Indeed, Millumin can handle two kinds of timecode :
- LTC : Linear Timecode is carried via an audio signal
- MTC : Midi Timecode is carried via a MIDI signal
For info, you can generate a LTC audio-file on this website.
Note that some Macintosh does not have a audio input. But you can use an USB audio-card to get your audio signal in. Even cheap devices (less than US$20) will work perfectly for this purpose.
To do so, open the device-panel (CMD+K) and go to the timecode tab :
Then click on the "+" button and choose the kind of timecode you want to get in Millumin :
In the case of a LTC timecode, you need to select from which audio device you receive the timecode, and from which channel. Indeed, audio devices can have multiple channels : for example, if you device is stereo, it have two channels.
In the case of a MTC timecode, you need to select its MIDI source.

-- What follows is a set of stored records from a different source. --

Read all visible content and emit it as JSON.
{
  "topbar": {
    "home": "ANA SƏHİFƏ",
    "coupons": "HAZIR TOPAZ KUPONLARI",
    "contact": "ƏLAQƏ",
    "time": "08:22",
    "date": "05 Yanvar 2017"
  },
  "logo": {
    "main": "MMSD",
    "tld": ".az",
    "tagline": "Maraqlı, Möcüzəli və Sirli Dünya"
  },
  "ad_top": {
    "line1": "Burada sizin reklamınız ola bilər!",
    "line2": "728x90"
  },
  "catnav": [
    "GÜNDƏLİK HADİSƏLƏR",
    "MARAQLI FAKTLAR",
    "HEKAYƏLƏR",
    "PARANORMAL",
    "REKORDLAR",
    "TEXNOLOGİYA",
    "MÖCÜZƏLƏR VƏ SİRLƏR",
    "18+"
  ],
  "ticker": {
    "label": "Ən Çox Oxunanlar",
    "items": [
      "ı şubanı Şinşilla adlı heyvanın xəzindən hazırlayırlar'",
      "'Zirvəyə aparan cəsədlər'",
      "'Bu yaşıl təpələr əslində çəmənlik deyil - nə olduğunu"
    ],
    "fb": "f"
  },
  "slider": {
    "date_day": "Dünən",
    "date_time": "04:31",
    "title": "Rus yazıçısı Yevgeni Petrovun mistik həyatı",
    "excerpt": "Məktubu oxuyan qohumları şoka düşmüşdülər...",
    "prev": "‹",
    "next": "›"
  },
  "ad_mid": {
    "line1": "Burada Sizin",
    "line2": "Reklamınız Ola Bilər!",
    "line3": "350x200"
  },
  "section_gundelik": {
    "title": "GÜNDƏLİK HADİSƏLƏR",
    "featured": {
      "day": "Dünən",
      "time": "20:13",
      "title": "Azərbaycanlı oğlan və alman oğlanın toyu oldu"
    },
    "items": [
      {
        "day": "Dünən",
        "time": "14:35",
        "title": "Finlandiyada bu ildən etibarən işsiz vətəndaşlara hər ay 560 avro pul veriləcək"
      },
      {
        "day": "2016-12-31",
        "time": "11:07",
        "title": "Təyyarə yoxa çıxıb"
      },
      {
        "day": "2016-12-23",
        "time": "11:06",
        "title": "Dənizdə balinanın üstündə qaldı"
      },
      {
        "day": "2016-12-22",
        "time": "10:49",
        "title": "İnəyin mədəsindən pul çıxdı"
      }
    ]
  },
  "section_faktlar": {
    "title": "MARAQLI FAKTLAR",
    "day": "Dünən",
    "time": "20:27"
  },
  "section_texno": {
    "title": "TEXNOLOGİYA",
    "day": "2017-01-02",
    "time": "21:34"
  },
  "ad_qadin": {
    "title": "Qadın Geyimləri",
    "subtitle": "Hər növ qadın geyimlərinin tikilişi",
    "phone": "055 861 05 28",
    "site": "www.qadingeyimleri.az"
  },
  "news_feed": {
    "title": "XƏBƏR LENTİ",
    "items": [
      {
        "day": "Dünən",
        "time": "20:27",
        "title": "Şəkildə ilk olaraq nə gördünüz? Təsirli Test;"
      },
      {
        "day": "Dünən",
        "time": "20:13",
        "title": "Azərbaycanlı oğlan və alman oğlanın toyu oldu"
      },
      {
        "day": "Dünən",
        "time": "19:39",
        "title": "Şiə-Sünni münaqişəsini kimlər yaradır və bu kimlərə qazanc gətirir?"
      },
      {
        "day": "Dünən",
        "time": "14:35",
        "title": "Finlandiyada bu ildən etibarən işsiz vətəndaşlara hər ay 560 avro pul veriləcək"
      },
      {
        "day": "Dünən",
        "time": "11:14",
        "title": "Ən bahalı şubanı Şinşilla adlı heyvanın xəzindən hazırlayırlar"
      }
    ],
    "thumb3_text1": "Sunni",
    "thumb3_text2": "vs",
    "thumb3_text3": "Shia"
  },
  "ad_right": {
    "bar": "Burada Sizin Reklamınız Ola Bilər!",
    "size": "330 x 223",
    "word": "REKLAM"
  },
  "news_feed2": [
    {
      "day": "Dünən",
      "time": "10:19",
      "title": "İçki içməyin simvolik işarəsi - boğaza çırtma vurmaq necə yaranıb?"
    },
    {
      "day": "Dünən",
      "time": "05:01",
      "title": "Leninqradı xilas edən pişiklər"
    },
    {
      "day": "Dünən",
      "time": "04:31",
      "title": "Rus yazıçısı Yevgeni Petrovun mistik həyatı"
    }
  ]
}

2. Synchronize your timecode over different machines
Here is the different parameters you have to configure your timecode :
free wheel : set after how many seconds the media will stop, if he does not receive a timecode anymore.
start time : set at which time your timecode begins. For example, if your timecode begins at 1h, you could need to set the start time at 1h, so your media will start at 0h instead of 1h.
delay : to adjust the delay between the timecode received on this machine and the other machines. This is the parameter that will allow you to synchronize accurately your different machines.
test card : to display a test card displaying the timecode, a blinking circle with a beep to help synchronize your machines.
To synchronize your timecode on your different computers, activate the test card on each one, then, adjust the delay until the circle/beep matches on each machine. For an easier setup, use one computer as a reference, then synchronize each computer regarding this one.
Also, you can take a picture of the different test card to measure the delay of each computer.
Note : the timecode is displayed as "hours : minutes : seconds : frames", but the delay is expressed in milliseconds.
So if your timecode is running at 24 fps, a frame is equal to : 1000/24 = 41,67 milliseconds
For 25 fps : 1000/25 = 40 milliseconds
For 30 fps : 1000/30 = 33,33 milliseconds
3. Using your timecode in Millumin
Once your timecode is correctly adjusted, you can bind it to a timeline :
Or to a movie in the dashboard :
When your timecode is bound to a timeline for example, the time will be synchronized to the timecode. In the example below, Vezer's timeline is sending a MIDI timecode to Millumin's timeline. When jumping in Vezer's timeline, it will do the same in Millumin's one.
Please note that after a a jump in Vezer's timeline, it takes a few milliseconds for the 2 timelines to be resynchronized together.